Obstructive sleep apnea (OSA) is a risk factor for cardiovascular diseases. Platelets play key roles in the development of atherothrombosis. Several studies assessing platelet activation in patients with OSA have been published; however, there have been only a few studies with a small number of patients with OSA investigating platelet aggregability, which evaluates platelet aggregation more directly than the platelet activation status. We aimed to investigate the effects of OSA and nasal continuous positive airway pressure (nCPAP) therapy, a well-established treatment for OSA, on platelet aggregability.

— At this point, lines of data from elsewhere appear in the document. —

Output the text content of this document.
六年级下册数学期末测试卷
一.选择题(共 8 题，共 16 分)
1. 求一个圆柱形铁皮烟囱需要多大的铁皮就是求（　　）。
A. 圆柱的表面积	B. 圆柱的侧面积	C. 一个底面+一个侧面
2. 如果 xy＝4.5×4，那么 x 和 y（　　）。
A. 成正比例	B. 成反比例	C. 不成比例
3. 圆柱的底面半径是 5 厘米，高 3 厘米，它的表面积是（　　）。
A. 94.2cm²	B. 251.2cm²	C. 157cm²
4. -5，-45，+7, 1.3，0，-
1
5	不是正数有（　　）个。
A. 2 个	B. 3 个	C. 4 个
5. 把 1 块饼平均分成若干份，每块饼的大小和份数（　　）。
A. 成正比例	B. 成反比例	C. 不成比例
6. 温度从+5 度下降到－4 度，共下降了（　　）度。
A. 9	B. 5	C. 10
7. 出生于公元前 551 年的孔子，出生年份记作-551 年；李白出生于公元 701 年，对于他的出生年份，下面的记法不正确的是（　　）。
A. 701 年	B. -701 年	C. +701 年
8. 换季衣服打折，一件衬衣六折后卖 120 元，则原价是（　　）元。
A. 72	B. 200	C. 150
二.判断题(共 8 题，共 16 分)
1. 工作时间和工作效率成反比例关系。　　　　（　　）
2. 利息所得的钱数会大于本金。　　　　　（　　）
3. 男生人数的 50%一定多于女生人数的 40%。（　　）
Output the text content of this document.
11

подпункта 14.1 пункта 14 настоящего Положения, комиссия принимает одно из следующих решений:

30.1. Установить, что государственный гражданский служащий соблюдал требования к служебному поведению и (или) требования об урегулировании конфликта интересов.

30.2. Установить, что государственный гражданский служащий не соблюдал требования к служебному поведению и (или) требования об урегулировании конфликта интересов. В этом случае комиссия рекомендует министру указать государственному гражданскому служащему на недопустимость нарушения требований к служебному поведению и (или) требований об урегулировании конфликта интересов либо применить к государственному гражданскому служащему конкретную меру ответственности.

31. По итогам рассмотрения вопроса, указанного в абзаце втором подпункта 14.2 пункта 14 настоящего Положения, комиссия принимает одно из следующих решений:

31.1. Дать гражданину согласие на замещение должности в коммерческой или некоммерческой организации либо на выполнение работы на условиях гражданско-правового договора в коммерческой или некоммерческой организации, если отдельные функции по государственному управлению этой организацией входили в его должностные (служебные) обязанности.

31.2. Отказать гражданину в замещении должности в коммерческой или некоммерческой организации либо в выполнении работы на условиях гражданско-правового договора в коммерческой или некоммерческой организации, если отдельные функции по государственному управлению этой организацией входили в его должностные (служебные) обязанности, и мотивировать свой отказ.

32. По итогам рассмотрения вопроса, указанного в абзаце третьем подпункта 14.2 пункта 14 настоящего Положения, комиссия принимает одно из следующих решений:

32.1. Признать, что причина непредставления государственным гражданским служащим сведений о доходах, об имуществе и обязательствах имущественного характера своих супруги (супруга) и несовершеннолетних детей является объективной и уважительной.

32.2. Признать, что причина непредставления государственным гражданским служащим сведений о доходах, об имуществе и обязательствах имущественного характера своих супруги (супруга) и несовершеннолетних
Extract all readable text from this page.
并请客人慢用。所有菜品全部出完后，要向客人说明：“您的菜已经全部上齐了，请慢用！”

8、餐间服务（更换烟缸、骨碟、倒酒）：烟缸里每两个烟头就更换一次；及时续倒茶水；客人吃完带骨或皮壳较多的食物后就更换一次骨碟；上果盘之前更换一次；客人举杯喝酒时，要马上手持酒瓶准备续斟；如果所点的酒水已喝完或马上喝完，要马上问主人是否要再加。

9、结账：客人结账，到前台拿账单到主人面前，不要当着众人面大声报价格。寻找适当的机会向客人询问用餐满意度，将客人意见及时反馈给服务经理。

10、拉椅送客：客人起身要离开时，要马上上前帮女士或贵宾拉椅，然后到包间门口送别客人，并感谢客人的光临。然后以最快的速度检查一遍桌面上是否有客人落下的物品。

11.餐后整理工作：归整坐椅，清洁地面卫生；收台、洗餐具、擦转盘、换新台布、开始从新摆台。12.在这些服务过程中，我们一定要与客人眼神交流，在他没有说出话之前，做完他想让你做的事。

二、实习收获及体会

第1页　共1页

We examined 124 consecutive patients with snoring in whom the 3% oxygen desaturation index (3%ODI), a severity marker of OSA, and ADP- and collagen-induced platelet aggregability measured with the optical aggregometer were analyzed. ADP-induced platelet aggre-gability was increased more in patients with moderate-to-severe OSA (3%ODI>15) than in patients with non-to-mild OSA (p=0.029). In multiple linear models, 3%ODI significantly contributed to increased platelet aggregability induced by both ADP and collagen among 59 subjects with one or more risk factors for vascular diseases, such as smoking, hypertension, diabetes mellitus or hyperlipidemia. In 23 patients treated by nCPAP, collagen-induced platelet aggregability was ameliorated on Day 90, compared to at the baseline.


The severity of OSA significantly contributed to platelet aggregability, which was improved by nCPAP treatment partially at three months.